The Best Guide You'll Ever Need to Understand Spanning Tree in Data Structure

Did you know that in a Local Area Network, the spanning tree data structure is applied to manage routing systems? Additionally, it is also used to implement telecommunication networks, transportation networks, and electrical grids as it provides an optimal implementation path. So, in this article, we will discover what a spanning tree in data structure is and understand its functionalities and applications.

Graphs and Their Different Types

Spanning tree in data structures and algorithms is developed by referencing the mathematical field of graph theory. Thus, primarily, we shall understand a few terminologies about the graph at a glance. 

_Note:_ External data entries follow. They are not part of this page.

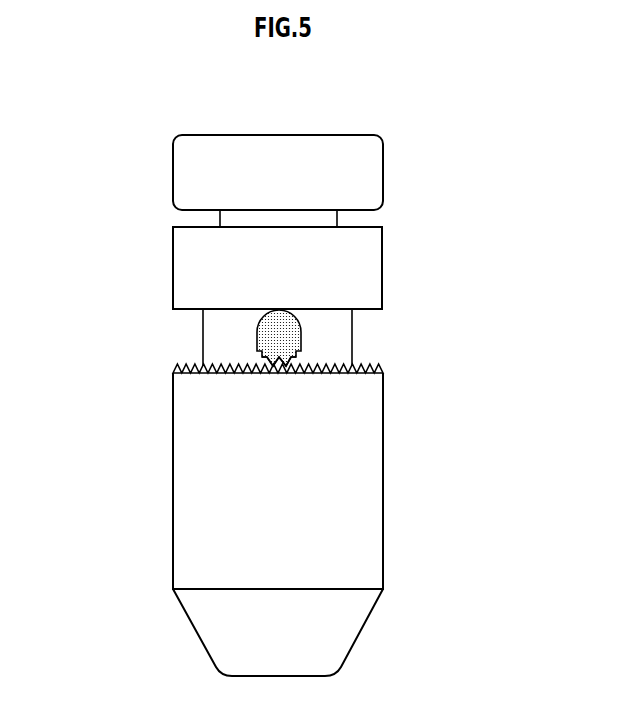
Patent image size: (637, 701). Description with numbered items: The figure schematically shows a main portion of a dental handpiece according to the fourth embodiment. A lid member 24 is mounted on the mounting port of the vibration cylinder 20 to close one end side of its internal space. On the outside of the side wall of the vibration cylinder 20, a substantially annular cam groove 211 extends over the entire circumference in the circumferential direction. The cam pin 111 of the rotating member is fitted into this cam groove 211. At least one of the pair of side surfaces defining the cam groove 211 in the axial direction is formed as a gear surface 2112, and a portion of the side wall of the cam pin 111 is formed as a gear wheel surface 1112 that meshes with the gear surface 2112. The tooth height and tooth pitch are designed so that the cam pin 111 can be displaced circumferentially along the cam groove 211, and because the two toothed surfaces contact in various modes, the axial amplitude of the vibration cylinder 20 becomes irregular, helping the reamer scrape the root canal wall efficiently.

The lid member 24 is at (236, 125).
The vibration cylinder 20 is at (146, 266).
The cam groove 211 is at (372, 325).
The cam pin 111 is at (287, 318).
The gear wheel surface 1112 is at (305, 346).
The gear surface 2112 is at (186, 361).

A graph is a structure that contains vertices and edges connecting them. Based on their edge connectivity, there are three basic types of graphs as follows:

  • Undirected Graph

The graph in which all the edges don’t point to any specific direction is called an undirected graph. Since there is no particular direction given for traversal, this graph’s edges are considered bidirectional. The representation of the graph shown below is an example of an undirected graph.


  • Directed Graph

The graph in which all the edges point to only one specific direction is called a directed graph. In this type of graph, the retrieval to the last node is not possible since the edges of this graph can only be traversed in one direction.


In the diagram shown above, you can clearly observe that the traversal is possible from direction A -> E.However, you cannot retrieve back at position A from node E due to the directions of edges.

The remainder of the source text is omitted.